Technical and engineering contractors, along with interim management contractors, have been the hardest to recruit during the third quarter of 2014. This suggests that contractors with these hard to source skills will have the greatest contract opportunities in the coming months.
This is according to the latest Recruitment and Employment Confederation (REC) JobsOutlook, which also confirms that large clients, closely followed by microbusinesses, are driving the demand for contractors.
“The UK’s workforce is lean with minimal spare capacity and growing shortages of workers with the skills to fill the jobs that are currently available,” highlights REC CEO Kevin Green. “As employers compete more intensely in the jobs market for the skills they need to grow there will be upward pressure on salaries in the months ahead.”
For the first quarter and second quarters of 2014, IT and telecoms contractors were also in the top four categories of skills in shortest supply alongside engineers and interims, but have dropped out of the top four in Q3 to be replaced by drivers and chefs.
ContractorCalculator CEO Dave Chaplin believes that this is due to more acute skills shortages in other sectors on the run up to the festive season, rather than any lessening of demand for IT contractors.
He explains: “Other surveys including the REC’s leading labour market report, the Report on Jobs, have confirmed that the demand for IT contractors has not lessened, and that skills shortages in some areas of IT continue to worsen.”

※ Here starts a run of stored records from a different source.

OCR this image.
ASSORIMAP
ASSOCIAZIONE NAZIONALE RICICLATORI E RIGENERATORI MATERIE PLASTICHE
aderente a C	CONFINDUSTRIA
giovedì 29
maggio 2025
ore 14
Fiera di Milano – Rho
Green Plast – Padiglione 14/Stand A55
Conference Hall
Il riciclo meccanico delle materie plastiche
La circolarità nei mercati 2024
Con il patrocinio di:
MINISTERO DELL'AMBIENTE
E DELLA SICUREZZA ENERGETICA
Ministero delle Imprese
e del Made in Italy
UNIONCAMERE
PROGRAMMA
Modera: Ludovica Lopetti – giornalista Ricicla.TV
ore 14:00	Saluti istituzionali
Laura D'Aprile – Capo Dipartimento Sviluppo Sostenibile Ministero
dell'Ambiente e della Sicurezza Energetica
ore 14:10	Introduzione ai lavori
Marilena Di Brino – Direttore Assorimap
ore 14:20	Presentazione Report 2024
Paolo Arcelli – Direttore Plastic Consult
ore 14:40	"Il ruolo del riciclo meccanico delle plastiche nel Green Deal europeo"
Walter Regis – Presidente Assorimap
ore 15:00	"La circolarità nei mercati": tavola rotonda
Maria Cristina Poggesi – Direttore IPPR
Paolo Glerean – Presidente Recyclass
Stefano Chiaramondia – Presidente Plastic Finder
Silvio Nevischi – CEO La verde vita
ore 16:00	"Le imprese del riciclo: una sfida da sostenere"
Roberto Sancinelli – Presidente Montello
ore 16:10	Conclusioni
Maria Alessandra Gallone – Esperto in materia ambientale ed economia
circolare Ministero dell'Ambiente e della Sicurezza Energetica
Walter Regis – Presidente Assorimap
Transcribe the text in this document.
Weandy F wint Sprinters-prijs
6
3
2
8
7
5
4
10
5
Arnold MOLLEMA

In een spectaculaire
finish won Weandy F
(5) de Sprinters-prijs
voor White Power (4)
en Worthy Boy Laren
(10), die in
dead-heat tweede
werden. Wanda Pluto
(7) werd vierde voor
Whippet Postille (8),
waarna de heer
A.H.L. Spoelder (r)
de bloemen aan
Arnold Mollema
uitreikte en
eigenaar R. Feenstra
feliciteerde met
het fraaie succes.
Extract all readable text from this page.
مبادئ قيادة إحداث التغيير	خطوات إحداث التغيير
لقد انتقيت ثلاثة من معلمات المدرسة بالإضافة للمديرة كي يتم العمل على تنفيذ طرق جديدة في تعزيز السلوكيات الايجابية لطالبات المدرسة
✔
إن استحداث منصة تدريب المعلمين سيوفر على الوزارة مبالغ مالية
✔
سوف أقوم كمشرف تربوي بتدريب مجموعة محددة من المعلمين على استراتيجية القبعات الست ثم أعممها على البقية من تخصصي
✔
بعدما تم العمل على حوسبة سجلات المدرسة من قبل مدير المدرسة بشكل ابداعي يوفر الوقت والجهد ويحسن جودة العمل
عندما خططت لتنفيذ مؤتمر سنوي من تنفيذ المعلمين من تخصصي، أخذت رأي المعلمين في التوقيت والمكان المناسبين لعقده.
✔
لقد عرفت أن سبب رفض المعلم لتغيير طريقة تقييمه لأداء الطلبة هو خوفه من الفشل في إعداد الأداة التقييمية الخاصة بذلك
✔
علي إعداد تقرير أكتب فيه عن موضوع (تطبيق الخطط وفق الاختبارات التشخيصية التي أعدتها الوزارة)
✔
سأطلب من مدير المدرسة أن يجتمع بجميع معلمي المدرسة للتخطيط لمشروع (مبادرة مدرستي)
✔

The JobsOutlook also highlights worsening capacity levels within contractor clients that are likely to fuel greater demand for contingent workers: “Across their wider workforces, a lack of available capacity is increasingly jeopardising some employers’ ability to meet November and December’s additional demand for their goods and services.”
The report continues: “In September, 91% of employers in the survey said they had little or no capacity to take on more work – the fourth month in a row that the figure has been at or above 90%.”
“As the economic recovery gains pace, demand for contractors has continued to grow,” concludes Chaplin. “As clients who hired contractors for risk management reasons during the downturn fully appreciate the benefits they bring, we are seeing a structural change in the UK labour market in favour of flexible workers.”